I think the start-page and the default config are pretty decent out-the-box (apart from enabling JavaScript - I thought we were trying to limit attack-vectors, not multiply them). But basically it's a good balance and it gives the user immediate access to anonymised browsing, which is all most users want. Those who wish to dig deeper have every ability to do so (they are, after all, on the internet - great research tool).

I'm speaking from "educated guesswork" here but I believe the current start-page has been very deliberately designed to be as innocuous as possible. Tor is for everyone - some users haven't even reached their teens while others are old enough to draw a pension. Many such users don't even know what a "hidden service" is, they just want a bit of anonymity in their day-to-day browsing habits. They neither need nor want to see controversy in any form, much less engage in it. And those who do want to engage in controversy will easily find it for themselves.

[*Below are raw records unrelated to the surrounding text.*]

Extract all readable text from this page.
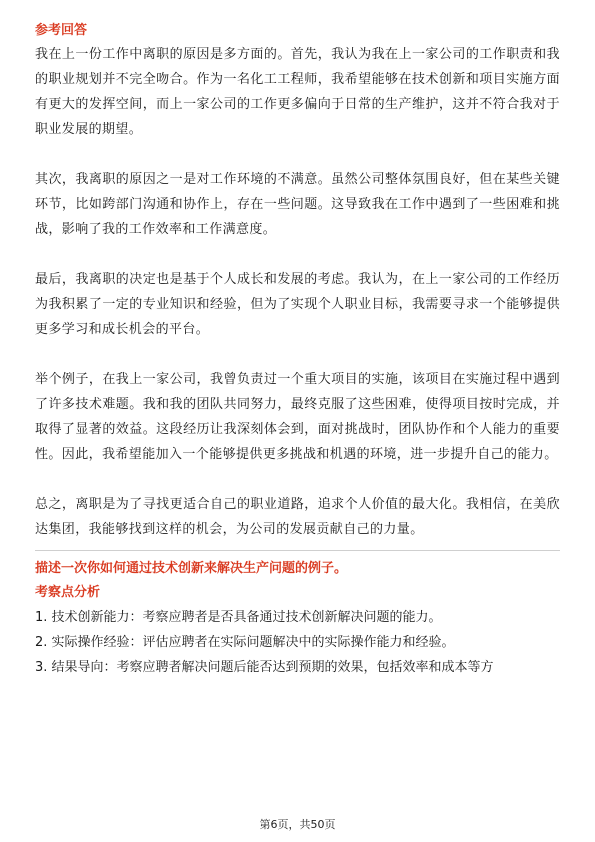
参考回答

我在上一份工作中离职的原因是多方面的。首先，我认为我在上一家公司的工作职责和我的职业规划并不完全吻合。作为一名化工工程师，我希望能够在技术创新和项目实施方面有更大的发挥空间，而上一家公司的工作更多偏向于日常的生产维护，这并不符合我对于职业发展的期望。

其次，我离职的原因之一是对工作环境的不满意。虽然公司整体氛围良好，但在某些关键环节，比如跨部门沟通和协作上，存在一些问题。这导致我在工作中遇到了一些困难和挑战，影响了我的工作效率和工作满意度。

最后，我离职的决定也是基于个人成长和发展的考虑。我认为，在上一家公司的工作经历为我积累了一定的专业知识和经验，但为了实现个人职业目标，我需要寻求一个能够提供更多学习和成长机会的平台。

举个例子，在我上一家公司，我曾负责过一个重大项目的实施，该项目在实施过程中遇到了许多技术难题。我和我的团队共同努力，最终克服了这些困难，使得项目按时完成，并取得了显著的效益。这段经历让我深刻体会到，面对挑战时，团队协作和个人能力的重要性。因此，我希望能加入一个能够提供更多挑战和机遇的环境，进一步提升自己的能力。

总之，离职是为了寻找更适合自己的职业道路，追求个人价值的最大化。我相信，在美欣达集团，我能够找到这样的机会，为公司的发展贡献自己的力量。

描述一次你如何通过技术创新来解决生产问题的例子。

考察点分析

1. 技术创新能力：考察应聘者是否具备通过技术创新解决问题的能力。

2. 实际操作经验：评估应聘者在实际问题解决中的实际操作能力和经验。

3. 结果导向：考察应聘者解决问题后能否达到预期的效果，包括效率和成本等方

第6页，共50页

I do empathise with you, I'd love it if the start-page provided a comprehensive portal into Tor-land. But it's an entirely political decision; Tor has some very powerful enemies who will seize upon any opportunity to discredit the system. The Tor Project is under constant scrutiny; they need to be very careful, they need to do everything "by the book", they need to keep many people on-side... it's a hard job and it's inevitable that compromises need to be made. I think the TBB start-page does a good job of playing to its strengths whilst underplaying those aspects that stir controversy.

We can only hope that the BS politics are not too much of a distraction from Tor's truly life-changing mission. But there's no doubt that it makes a lot of things a lot harder for them.